De multiples tentatives pour éteindre la polémique, alors que les réactions négatives se multiplient, même dans le camp socialiste. Ainsi Ségolène Royal, présidente PS de Poitou-Charentes, a estimé vendredi que ce n'était "pas le moment de mettre un impôt supplémentaire", jugeant que l'écologie ne devait "pas être une punition".
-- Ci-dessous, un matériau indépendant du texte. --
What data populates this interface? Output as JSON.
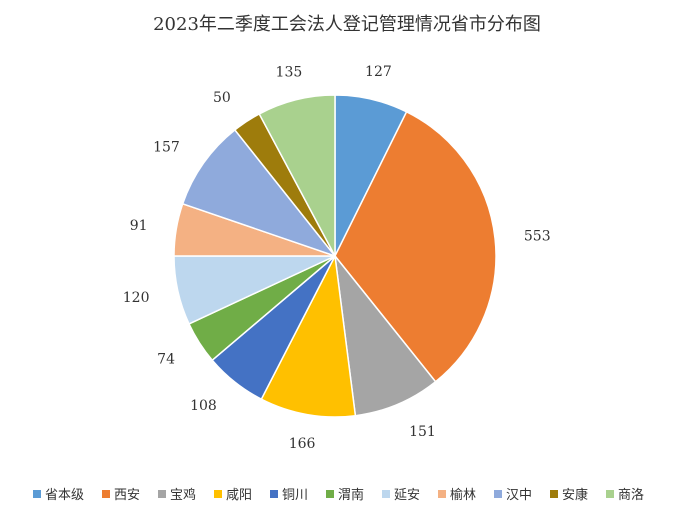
{
  "chart_data": {
    "type": "pie",
    "title": "2023年二季度工会法人登记管理情况省市分布图",
    "categories": [
      "省本级",
      "西安",
      "宝鸡",
      "咸阳",
      "铜川",
      "渭南",
      "延安",
      "榆林",
      "汉中",
      "安康",
      "商洛"
    ],
    "values": [
      127,
      553,
      151,
      166,
      108,
      74,
      120,
      91,
      157,
      50,
      135
    ],
    "colors": [
      "#5B9BD5",
      "#ED7D31",
      "#A5A5A5",
      "#FFC000",
      "#4472C4",
      "#70AD47",
      "#BDD7EE",
      "#F4B183",
      "#8FAADC",
      "#9E7C0C",
      "#A9D18E"
    ],
    "legend_position": "bottom",
    "start_angle": "12 o'clock",
    "direction": "clockwise"
  }
}
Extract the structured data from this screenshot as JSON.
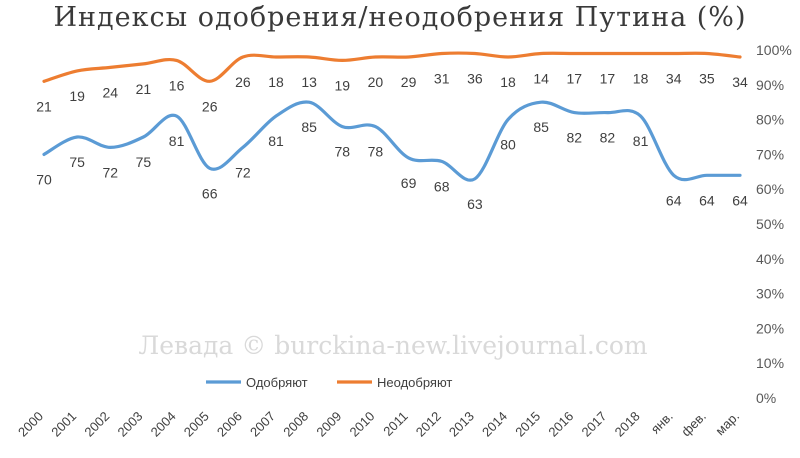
{
  "chart_data": {
    "type": "line",
    "title": "Индексы одобрения/неодобрения Путина (%)",
    "categories": [
      "2000",
      "2001",
      "2002",
      "2003",
      "2004",
      "2005",
      "2006",
      "2007",
      "2008",
      "2009",
      "2010",
      "2011",
      "2012",
      "2013",
      "2014",
      "2015",
      "2016",
      "2017",
      "2018",
      "янв.",
      "фев.",
      "мар."
    ],
    "series": [
      {
        "name": "Одобряют",
        "color": "#5b9bd5",
        "values": [
          70,
          75,
          72,
          75,
          81,
          66,
          72,
          81,
          85,
          78,
          78,
          69,
          68,
          63,
          80,
          85,
          82,
          82,
          81,
          64,
          64,
          64
        ],
        "data_labels": [
          "70",
          "75",
          "72",
          "75",
          "81",
          "66",
          "72",
          "81",
          "85",
          "78",
          "78",
          "69",
          "68",
          "63",
          "80",
          "85",
          "82",
          "82",
          "81",
          "64",
          "64",
          "64"
        ],
        "label_position": "below"
      },
      {
        "name": "Неодобряют",
        "color": "#ed7d31",
        "values": [
          91,
          94,
          95,
          96,
          97,
          91,
          98,
          98,
          98,
          97,
          98,
          98,
          99,
          99,
          98,
          99,
          99,
          99,
          99,
          99,
          99,
          98
        ],
        "data_labels": [
          "21",
          "19",
          "24",
          "21",
          "16",
          "26",
          "26",
          "18",
          "13",
          "19",
          "20",
          "29",
          "31",
          "36",
          "18",
          "14",
          "17",
          "17",
          "18",
          "34",
          "35",
          "34"
        ],
        "label_position": "below"
      }
    ],
    "y_axis": {
      "position": "right",
      "ylim": [
        0,
        100
      ],
      "ticks": [
        "0%",
        "10%",
        "20%",
        "30%",
        "40%",
        "50%",
        "60%",
        "70%",
        "80%",
        "90%",
        "100%"
      ]
    },
    "grid": false,
    "legend": "bottom",
    "watermark": "Левада © burckina-new.livejournal.com"
  }
}
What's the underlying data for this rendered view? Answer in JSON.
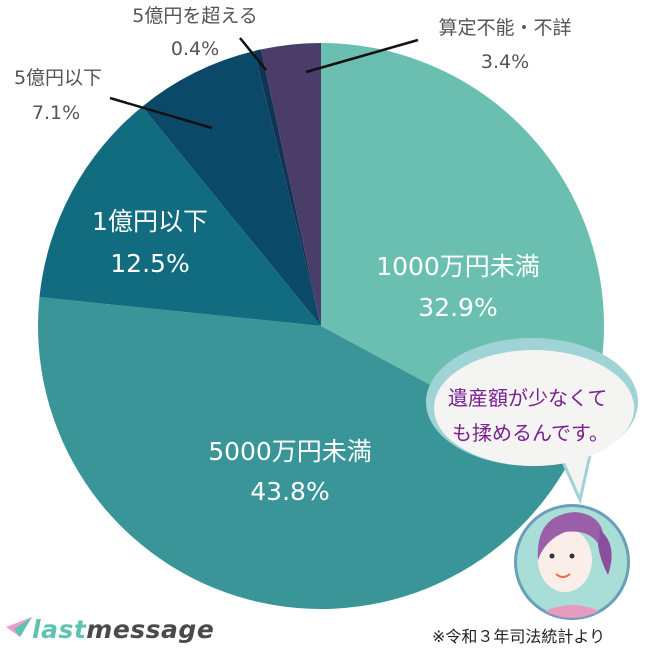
{
  "chart_data": {
    "type": "pie",
    "start": "top",
    "direction": "clockwise",
    "slices": [
      {
        "label": "1000万円未満",
        "value": 32.9,
        "display": "32.9%",
        "color": "#6bbfb0",
        "label_position": "inside"
      },
      {
        "label": "5000万円未満",
        "value": 43.8,
        "display": "43.8%",
        "color": "#3a9599",
        "label_position": "inside"
      },
      {
        "label": "1億円以下",
        "value": 12.5,
        "display": "12.5%",
        "color": "#126c80",
        "label_position": "inside"
      },
      {
        "label": "5億円以下",
        "value": 7.1,
        "display": "7.1%",
        "color": "#0b4968",
        "label_position": "outside"
      },
      {
        "label": "5億円を超える",
        "value": 0.4,
        "display": "0.4%",
        "color": "#103553",
        "label_position": "outside"
      },
      {
        "label": "算定不能・不詳",
        "value": 3.4,
        "display": "3.4%",
        "color": "#4a3d69",
        "label_position": "outside"
      }
    ]
  },
  "bubble": {
    "line1": "遺産額が少なくて",
    "line2": "も揉めるんです。",
    "text_color": "#7a2090"
  },
  "logo": {
    "part1": "last",
    "part2": "message"
  },
  "source": "※令和３年司法統計より"
}
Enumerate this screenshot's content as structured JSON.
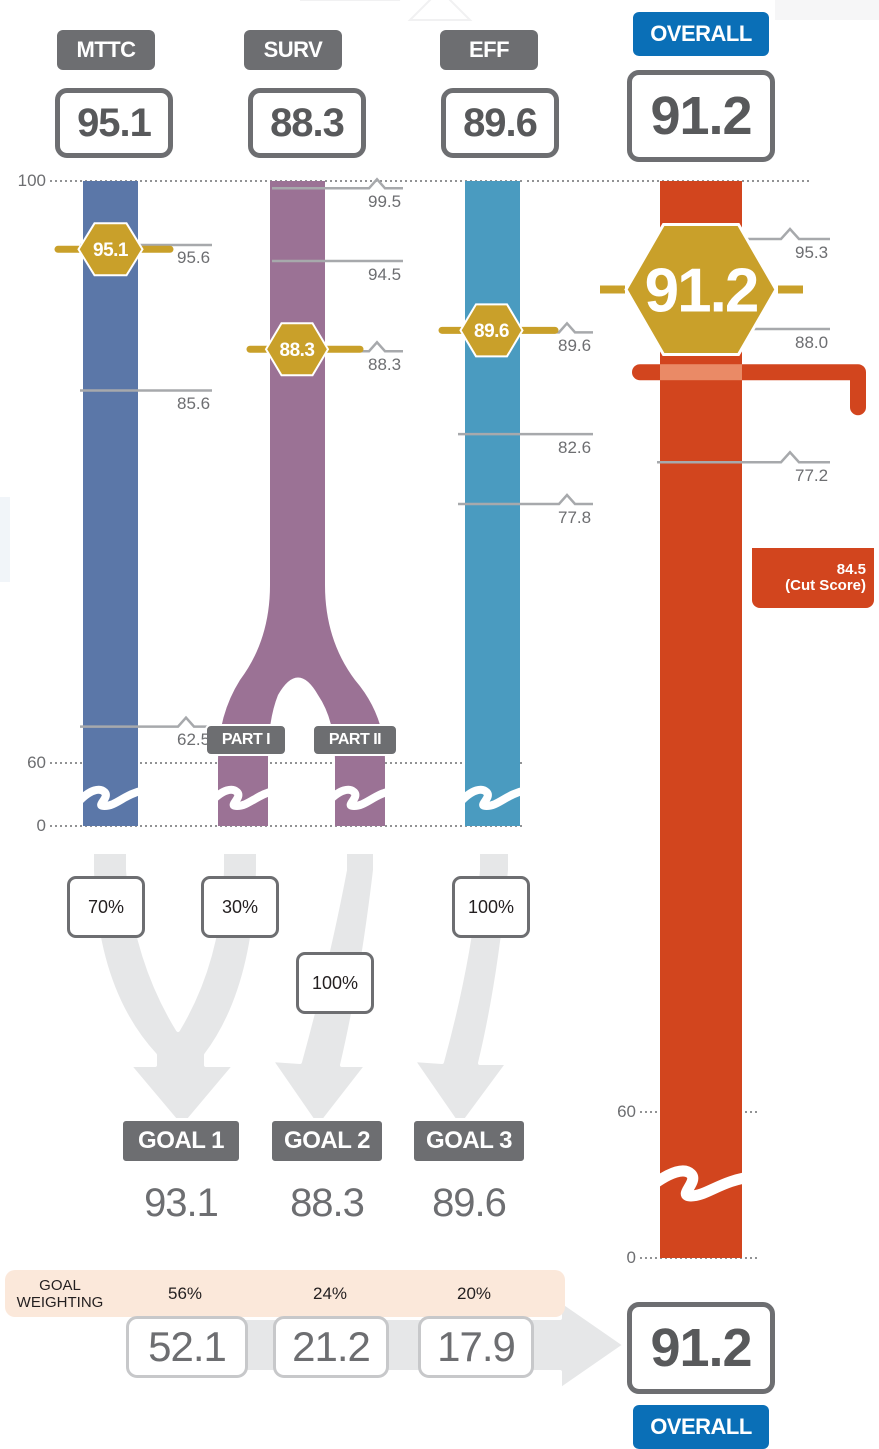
{
  "metrics": [
    {
      "label": "MTTC",
      "score": "95.1",
      "color": "#5b77a8",
      "score_value": 95.1,
      "ticks": [
        {
          "value": 95.6,
          "label": "95.6"
        },
        {
          "value": 85.6,
          "label": "85.6"
        },
        {
          "value": 62.5,
          "label": "62.5"
        }
      ]
    },
    {
      "label": "SURV",
      "score": "88.3",
      "color": "#9b7295",
      "score_value": 88.3,
      "ticks": [
        {
          "value": 99.5,
          "label": "99.5"
        },
        {
          "value": 94.5,
          "label": "94.5"
        },
        {
          "value": 88.3,
          "label": "88.3"
        }
      ],
      "parts": [
        "PART I",
        "PART II"
      ]
    },
    {
      "label": "EFF",
      "score": "89.6",
      "color": "#4a9bc0",
      "score_value": 89.6,
      "ticks": [
        {
          "value": 89.6,
          "label": "89.6"
        },
        {
          "value": 82.6,
          "label": "82.6"
        },
        {
          "value": 77.8,
          "label": "77.8"
        }
      ]
    }
  ],
  "overall": {
    "label": "OVERALL",
    "score": "91.2",
    "score_value": 91.2,
    "color": "#d2451e",
    "ticks": [
      {
        "value": 95.3,
        "label": "95.3"
      },
      {
        "value": 88.0,
        "label": "88.0"
      },
      {
        "value": 77.2,
        "label": "77.2"
      }
    ],
    "cut_score_value": 84.5,
    "cut_score_number": "84.5",
    "cut_score_text": "(Cut Score)"
  },
  "axis": {
    "top": "100",
    "mid": "60",
    "bottom": "0"
  },
  "weights": [
    "70%",
    "30%",
    "100%",
    "100%"
  ],
  "goals": [
    {
      "label": "GOAL 1",
      "value": "93.1",
      "weighting": "56%",
      "contribution": "52.1"
    },
    {
      "label": "GOAL 2",
      "value": "88.3",
      "weighting": "24%",
      "contribution": "21.2"
    },
    {
      "label": "GOAL 3",
      "value": "89.6",
      "weighting": "20%",
      "contribution": "17.9"
    }
  ],
  "goal_weighting_label": "GOAL WEIGHTING",
  "final": {
    "score": "91.2",
    "label": "OVERALL"
  },
  "colors": {
    "gold": "#c9a02a",
    "gray": "#6d6e71",
    "blue_tag": "#0a6fb7",
    "flow_gray": "#e6e7e8",
    "weight_band": "#fbe8da"
  }
}
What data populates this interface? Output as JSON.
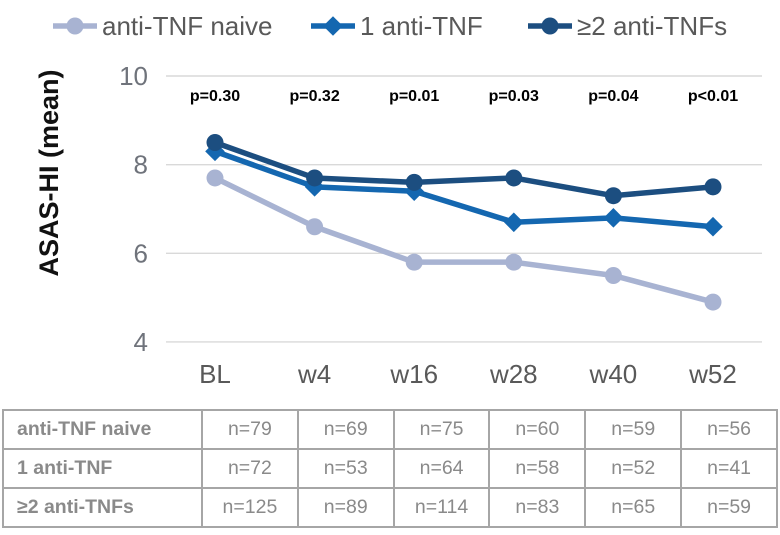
{
  "chart_data": {
    "type": "line",
    "x": [
      "BL",
      "w4",
      "w16",
      "w28",
      "w40",
      "w52"
    ],
    "series": [
      {
        "name": "anti-TNF naive",
        "marker": "circle",
        "color": "#a8b3d2",
        "values": [
          7.7,
          6.6,
          5.8,
          5.8,
          5.5,
          4.9
        ]
      },
      {
        "name": "1 anti-TNF",
        "marker": "diamond",
        "color": "#1467b0",
        "values": [
          8.3,
          7.5,
          7.4,
          6.7,
          6.8,
          6.6
        ]
      },
      {
        "name": "≥2 anti-TNFs",
        "marker": "circle",
        "color": "#1c4e80",
        "values": [
          8.5,
          7.7,
          7.6,
          7.7,
          7.3,
          7.5
        ]
      }
    ],
    "p_values": [
      "p=0.30",
      "p=0.32",
      "p=0.01",
      "p=0.03",
      "p=0.04",
      "p<0.01"
    ],
    "ylabel": "ASAS-HI (mean)",
    "yticks": [
      10,
      8,
      6,
      4
    ],
    "ylim": [
      4,
      10
    ],
    "grid": true,
    "legend_position": "top"
  },
  "table": {
    "rows": [
      {
        "label": "anti-TNF naive",
        "cells": [
          "n=79",
          "n=69",
          "n=75",
          "n=60",
          "n=59",
          "n=56"
        ]
      },
      {
        "label": "1 anti-TNF",
        "cells": [
          "n=72",
          "n=53",
          "n=64",
          "n=58",
          "n=52",
          "n=41"
        ]
      },
      {
        "label": "≥2 anti-TNFs",
        "cells": [
          "n=125",
          "n=89",
          "n=114",
          "n=83",
          "n=65",
          "n=59"
        ]
      }
    ]
  },
  "colors": {
    "grid": "#d9d9d9",
    "tick_label": "#6f737b",
    "axis_label": "#595959",
    "p_value_text": "#000000",
    "ylabel_text": "#111111",
    "legend_text": "#595959",
    "table_border": "#a6a6a6",
    "table_text": "#8a8a8a"
  }
}
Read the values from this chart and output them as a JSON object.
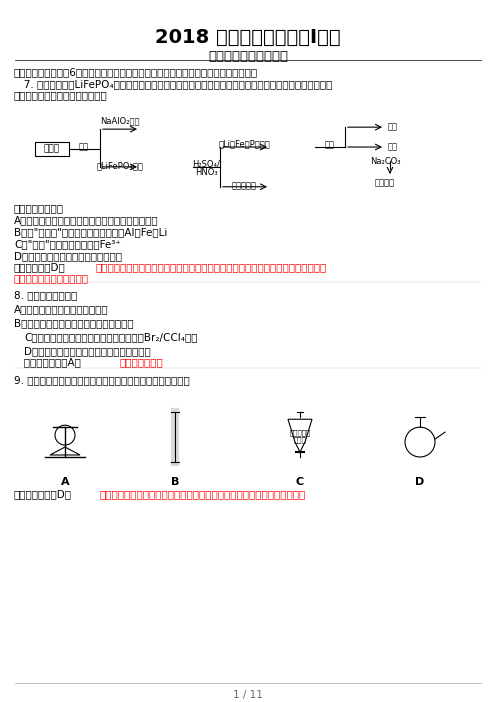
{
  "title": "2018 年全国高考理综（Ⅰ）卷",
  "subtitle": "化学试题部分参考答案",
  "bg_color": "#ffffff",
  "text_color": "#000000",
  "red_color": "#ff0000",
  "page_footer": "1 / 11"
}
Pour sa part, le Medef a dénoncé un "mauvais coup porté aux entreprises, à la croissance et à l'emploi". L'organisation patronale s'est émue de ce qu'elle considère comme une "marche forcée vers de nouveaux prélèvements", une mesure "irresponsable".

Rappelons que Philippe Martin avait annoncé jeudi 22 août que la création de cette contribution avait été "actée" par le Premier ministre. Mais il n'a donné pas donné davantage de détails, assurant que le montant et le rythme de cette contribution feraient l'objet d'un débat. Pierre Moscovici a précisé que ces modalités seraient inscrites dans la budget 2014.